To declare that March Madness—the NCAA Division 1 basketball tournament—is popular would be a colossal understatement. For advertisers, only the NFL playoffs is considered more valuable, and the NCAA’s current TV rights agreement is valued at a reported $10.8 billion over 14 years.
For the 68 teams that qualify for the men’s tournament, it’s a stage of epic proportions. Take last year. The national title game between Louisville and Michigan averaged 23.4 million viewers, according to Nielsen Media Research. That capped off tournament games that averaged 10.7 million viewers. Most experts predict that those viewership numbers will be eclipsed when the 2014 tournament ratings are finalized.
Over the years, some of the teams represent schools surprisingly not that different in undergraduate class size than Carnegie Mellon. Among them: Notre Dame (8,475); Georgetown (7,552); Villanova (7,100); Duke (6,655); Gonzaga (4,906); Creighton (4,302); By comparison, Carnegie Mellon has 6,279 undergraduates. (Do you see where this is going?!)
Recently, while I was discussing with a few of my coworkers my bracket prediction for the 2014 tournament, one of them had a “great idea!”
“What if,” he asked, “CMU became a Division 1 basketball powerhouse?

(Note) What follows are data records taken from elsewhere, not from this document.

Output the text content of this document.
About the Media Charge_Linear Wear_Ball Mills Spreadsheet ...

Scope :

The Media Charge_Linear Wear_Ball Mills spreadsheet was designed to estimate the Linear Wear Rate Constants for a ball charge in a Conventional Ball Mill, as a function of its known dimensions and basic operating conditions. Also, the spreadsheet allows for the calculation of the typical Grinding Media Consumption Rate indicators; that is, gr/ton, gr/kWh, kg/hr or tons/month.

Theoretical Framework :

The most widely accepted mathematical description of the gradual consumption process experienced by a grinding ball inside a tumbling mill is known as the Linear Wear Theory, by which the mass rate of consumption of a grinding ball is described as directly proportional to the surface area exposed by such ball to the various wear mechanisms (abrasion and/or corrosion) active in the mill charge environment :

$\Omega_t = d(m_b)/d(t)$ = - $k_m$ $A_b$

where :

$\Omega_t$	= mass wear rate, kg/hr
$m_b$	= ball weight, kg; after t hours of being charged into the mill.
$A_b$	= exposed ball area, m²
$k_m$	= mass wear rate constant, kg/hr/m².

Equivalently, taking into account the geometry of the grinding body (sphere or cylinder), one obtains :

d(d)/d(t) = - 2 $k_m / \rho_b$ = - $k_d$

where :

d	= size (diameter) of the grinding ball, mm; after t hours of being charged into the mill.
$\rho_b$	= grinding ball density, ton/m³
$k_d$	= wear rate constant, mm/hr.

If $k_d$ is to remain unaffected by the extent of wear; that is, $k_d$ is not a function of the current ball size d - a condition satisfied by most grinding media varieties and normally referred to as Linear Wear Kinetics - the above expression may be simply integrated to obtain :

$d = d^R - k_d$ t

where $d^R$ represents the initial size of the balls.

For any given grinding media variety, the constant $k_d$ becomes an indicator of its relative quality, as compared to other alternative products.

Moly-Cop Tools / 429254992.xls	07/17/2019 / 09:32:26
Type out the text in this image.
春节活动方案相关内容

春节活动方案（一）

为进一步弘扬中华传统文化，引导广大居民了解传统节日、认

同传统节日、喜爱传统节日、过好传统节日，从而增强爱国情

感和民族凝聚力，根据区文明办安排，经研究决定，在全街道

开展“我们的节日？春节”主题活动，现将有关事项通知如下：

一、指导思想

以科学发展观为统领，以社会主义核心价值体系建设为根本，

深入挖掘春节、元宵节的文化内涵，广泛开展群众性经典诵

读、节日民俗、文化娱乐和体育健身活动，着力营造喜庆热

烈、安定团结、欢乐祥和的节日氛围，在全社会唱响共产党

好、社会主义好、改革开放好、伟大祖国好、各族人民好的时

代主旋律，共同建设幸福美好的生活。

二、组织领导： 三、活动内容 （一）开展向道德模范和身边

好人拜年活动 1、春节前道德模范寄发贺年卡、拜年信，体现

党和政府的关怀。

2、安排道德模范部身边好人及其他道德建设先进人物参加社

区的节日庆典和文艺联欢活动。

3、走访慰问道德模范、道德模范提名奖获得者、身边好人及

All we need is a basketball, a really good coach, and a few superstar players. Imagine what it would do for getting our name out there. We could never buy that kind of publicity!”
He forgot one not-so-minor component. “Where would the Tartans play games that could hold 15,000 fans, like other D1 arenas?” I asked. “I don’t see us spending hundreds of millions of dollars on a basketball arena.”
He paused for a moment and then asked, “Where does Georgetown play its men’s games? I don’t think they have an arena.” After a quick Web search, we found that the Hoyas play their home games at the Verizon Center in Washington D.C., which is about 3.5 miles from their campus. By coincidence, similarly-sized Consol Energy Center in Pittsburgh is also 3.5 miles from CMU’s campus. Hmmm.
I must admit this idea personifies the cliché: out-of-the-box thinking. It’s true that if CMU put together a tournament-worthy D1 team, the university’s name, at least every March, would be broadcast around the world. And, with that name recognition would come a platform for extolling the ongoing accomplishments of the university’s alumni, faculty, and students—the kind that are chronicled in each issue of Carnegie Mellon Today.
For example, here is what’s in this issue:
• University-wide Simon Initiative that will help transform how the world uses technology to enhance learning (“The Simon Initiative: Learn”);
• CMU students at the forefront of preventing gift card fraud (“In the Cards”);
• Rhodes Scholar alumna Courtney Wittekind and her plan to better the daily lives of refugees (“Oxford Bound”).
Carnegie Mellon certainly has stories that transcend the sports page.
Not one to be a naysayer, I half-jokingly, half-seriously suggested to my coworker that he submit his idea to President Subra Suresh’s Listening Tour. He said he would. So, if during March, a few calendar years from now, the Tartans are part of the madness, you’ll know where it all started. Or, perhaps, that’s just an April Fool’s prognostication.